A reportagem da FOLHA ouviu o depoimento de um agente penitenciário, que pediu para não ser identificado, sobre o seu cotidiano em uma unidade prisional. Ele relata que se fosse para seguir pela cartilha de segurança, o número de agentes penitenciários devem ser sempre superior ao número de presos quando há a necessidade de se abrir uma cela. '' Mas aqui, quando há seis presos, por exemplo, o agente penitenciário abre a cela sozinho e para evitar que os presos fujam, é trancado o corredor'', alerta.
''O Primeiro Comando da Capital, o PCC, já tomou conta dos presídios de Londrina, Cambé, Rolândia, de Ponta Grossa, de Curitiba e de Foz. Eles só não entraram em Maringá porque há uma facção rival que ainda não deixou'', conta ele, lembrando que em Foz do Iguaçú, além do PCC, existe o Comando Vermelho.

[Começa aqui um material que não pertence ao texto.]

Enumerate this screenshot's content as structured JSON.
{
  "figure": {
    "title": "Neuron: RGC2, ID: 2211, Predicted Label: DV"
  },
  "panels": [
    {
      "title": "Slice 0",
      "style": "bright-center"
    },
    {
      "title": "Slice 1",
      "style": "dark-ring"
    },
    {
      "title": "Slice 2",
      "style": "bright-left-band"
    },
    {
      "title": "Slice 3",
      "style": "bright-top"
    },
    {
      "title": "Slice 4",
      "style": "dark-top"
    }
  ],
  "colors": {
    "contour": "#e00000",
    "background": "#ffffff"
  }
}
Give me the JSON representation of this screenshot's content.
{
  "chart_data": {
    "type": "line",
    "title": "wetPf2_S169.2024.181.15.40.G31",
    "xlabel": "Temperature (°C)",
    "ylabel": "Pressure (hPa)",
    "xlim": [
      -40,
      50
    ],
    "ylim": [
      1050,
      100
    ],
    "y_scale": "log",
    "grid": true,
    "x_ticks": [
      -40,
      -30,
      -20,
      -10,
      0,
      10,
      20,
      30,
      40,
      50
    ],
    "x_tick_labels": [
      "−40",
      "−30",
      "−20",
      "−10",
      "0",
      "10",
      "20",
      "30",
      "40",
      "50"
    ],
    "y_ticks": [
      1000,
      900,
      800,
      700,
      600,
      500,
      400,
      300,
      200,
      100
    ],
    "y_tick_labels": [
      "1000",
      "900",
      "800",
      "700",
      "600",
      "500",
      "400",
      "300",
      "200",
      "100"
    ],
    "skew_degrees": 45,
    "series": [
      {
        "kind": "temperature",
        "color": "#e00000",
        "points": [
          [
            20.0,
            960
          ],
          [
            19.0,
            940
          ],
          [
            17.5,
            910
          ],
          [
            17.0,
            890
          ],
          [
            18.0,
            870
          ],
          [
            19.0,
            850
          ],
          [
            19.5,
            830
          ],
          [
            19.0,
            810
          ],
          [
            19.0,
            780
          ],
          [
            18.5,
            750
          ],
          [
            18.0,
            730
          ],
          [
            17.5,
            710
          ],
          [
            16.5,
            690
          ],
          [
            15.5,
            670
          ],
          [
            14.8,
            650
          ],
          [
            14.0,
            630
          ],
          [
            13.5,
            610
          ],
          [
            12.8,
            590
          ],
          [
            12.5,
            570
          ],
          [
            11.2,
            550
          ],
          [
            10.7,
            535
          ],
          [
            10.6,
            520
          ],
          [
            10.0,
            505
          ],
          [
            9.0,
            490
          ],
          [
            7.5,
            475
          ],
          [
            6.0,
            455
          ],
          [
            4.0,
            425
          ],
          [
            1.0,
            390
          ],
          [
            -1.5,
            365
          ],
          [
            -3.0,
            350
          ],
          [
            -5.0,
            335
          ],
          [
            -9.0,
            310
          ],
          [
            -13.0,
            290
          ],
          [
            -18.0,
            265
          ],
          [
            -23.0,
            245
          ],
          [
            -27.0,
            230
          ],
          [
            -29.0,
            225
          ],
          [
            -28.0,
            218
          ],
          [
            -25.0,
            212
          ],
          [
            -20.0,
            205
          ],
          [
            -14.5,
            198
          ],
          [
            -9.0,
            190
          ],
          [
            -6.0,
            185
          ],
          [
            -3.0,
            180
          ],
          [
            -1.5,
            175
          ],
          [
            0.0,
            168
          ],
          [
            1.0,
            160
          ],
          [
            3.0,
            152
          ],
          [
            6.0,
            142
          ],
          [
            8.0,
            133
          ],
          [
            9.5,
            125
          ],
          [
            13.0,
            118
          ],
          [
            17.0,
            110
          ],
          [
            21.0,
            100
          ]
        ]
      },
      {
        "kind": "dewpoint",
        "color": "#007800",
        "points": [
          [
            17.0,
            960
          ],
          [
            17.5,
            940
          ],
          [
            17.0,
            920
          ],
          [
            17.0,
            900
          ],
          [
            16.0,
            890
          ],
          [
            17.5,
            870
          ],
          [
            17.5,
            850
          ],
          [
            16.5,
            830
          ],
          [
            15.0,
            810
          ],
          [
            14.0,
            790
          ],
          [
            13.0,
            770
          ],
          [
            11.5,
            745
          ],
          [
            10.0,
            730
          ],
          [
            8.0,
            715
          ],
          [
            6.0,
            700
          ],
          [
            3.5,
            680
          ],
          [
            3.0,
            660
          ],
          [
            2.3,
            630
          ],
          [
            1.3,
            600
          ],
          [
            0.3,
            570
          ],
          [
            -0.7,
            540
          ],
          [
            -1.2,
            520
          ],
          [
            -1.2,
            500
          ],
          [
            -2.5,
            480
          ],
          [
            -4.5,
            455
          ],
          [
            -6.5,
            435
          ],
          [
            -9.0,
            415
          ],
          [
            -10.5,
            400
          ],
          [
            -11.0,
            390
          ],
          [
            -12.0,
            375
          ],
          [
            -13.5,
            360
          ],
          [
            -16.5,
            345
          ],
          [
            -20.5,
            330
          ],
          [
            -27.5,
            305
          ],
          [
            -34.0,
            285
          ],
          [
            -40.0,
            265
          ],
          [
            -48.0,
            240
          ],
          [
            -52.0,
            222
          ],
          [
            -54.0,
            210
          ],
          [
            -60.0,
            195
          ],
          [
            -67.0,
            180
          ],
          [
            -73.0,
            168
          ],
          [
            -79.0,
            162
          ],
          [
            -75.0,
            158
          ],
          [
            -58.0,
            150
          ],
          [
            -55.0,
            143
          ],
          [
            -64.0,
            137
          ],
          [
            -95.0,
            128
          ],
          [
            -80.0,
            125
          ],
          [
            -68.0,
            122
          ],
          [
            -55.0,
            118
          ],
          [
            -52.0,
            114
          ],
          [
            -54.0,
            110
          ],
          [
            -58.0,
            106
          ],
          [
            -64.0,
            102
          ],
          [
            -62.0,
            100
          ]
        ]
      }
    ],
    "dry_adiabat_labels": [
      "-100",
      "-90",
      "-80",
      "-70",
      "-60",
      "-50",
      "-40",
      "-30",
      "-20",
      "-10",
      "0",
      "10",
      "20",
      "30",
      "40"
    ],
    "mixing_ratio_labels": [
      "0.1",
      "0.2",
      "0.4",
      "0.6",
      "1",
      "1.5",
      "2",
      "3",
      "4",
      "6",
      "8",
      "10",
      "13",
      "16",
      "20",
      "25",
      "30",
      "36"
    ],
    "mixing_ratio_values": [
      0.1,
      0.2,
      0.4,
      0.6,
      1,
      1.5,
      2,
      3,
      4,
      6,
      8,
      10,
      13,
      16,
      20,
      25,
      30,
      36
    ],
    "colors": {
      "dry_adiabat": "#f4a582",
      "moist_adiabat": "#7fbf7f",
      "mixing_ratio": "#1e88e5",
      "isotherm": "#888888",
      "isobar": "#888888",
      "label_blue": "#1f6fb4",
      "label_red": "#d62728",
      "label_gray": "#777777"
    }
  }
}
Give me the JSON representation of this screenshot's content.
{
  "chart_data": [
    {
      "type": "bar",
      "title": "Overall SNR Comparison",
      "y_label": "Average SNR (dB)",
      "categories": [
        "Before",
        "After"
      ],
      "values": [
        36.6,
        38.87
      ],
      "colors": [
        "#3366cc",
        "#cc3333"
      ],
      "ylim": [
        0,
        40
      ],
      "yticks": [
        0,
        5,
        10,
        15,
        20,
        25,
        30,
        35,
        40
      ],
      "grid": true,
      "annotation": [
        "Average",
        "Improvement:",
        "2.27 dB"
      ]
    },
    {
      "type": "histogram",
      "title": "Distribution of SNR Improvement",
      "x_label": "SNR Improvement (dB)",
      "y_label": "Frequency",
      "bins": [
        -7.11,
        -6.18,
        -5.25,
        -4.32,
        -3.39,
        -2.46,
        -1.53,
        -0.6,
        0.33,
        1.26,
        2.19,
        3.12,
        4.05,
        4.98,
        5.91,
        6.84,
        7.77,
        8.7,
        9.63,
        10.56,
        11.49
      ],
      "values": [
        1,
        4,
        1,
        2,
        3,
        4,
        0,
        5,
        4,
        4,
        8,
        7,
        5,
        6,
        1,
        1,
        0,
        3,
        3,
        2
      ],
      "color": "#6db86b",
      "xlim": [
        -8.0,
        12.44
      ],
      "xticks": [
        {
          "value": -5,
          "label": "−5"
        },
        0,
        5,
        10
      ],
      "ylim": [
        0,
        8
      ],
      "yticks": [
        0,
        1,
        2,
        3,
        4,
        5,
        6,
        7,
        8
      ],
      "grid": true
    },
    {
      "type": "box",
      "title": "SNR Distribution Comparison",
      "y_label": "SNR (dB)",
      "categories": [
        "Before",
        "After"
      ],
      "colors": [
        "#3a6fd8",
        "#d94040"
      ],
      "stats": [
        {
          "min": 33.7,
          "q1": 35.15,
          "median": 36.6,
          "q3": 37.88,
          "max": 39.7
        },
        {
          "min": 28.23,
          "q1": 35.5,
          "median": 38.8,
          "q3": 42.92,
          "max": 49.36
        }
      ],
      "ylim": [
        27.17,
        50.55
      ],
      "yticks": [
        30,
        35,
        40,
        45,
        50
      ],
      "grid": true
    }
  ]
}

Ele critica a burocracia para se obter melhorias nas unidades prisionais. No último sábado, disse, seis celulares foram lançados para o pátio da unidade prisional de Londrina. ''Não possúimos rede de anteparo para objetos lançados de fora do presídio. Imagine se fosse uma pistola com 20 balas, o estrago que poderia causar'', questiona o agente.
Por esses e outros motivos, os agentes prisionais aprovaram ontem, em assembleia realizada Londrina, um indicativo de greve. Eles exigem melhorias na segurança, construção de novos presídios, contratação de mais agentes penitenciários e um aumento do adicional de risco em 54,7%. Atualmente um agente em início de carreira recebe R$ 2.800 e o adicional por risco é de cerca de R$ 1.600. (V.O.)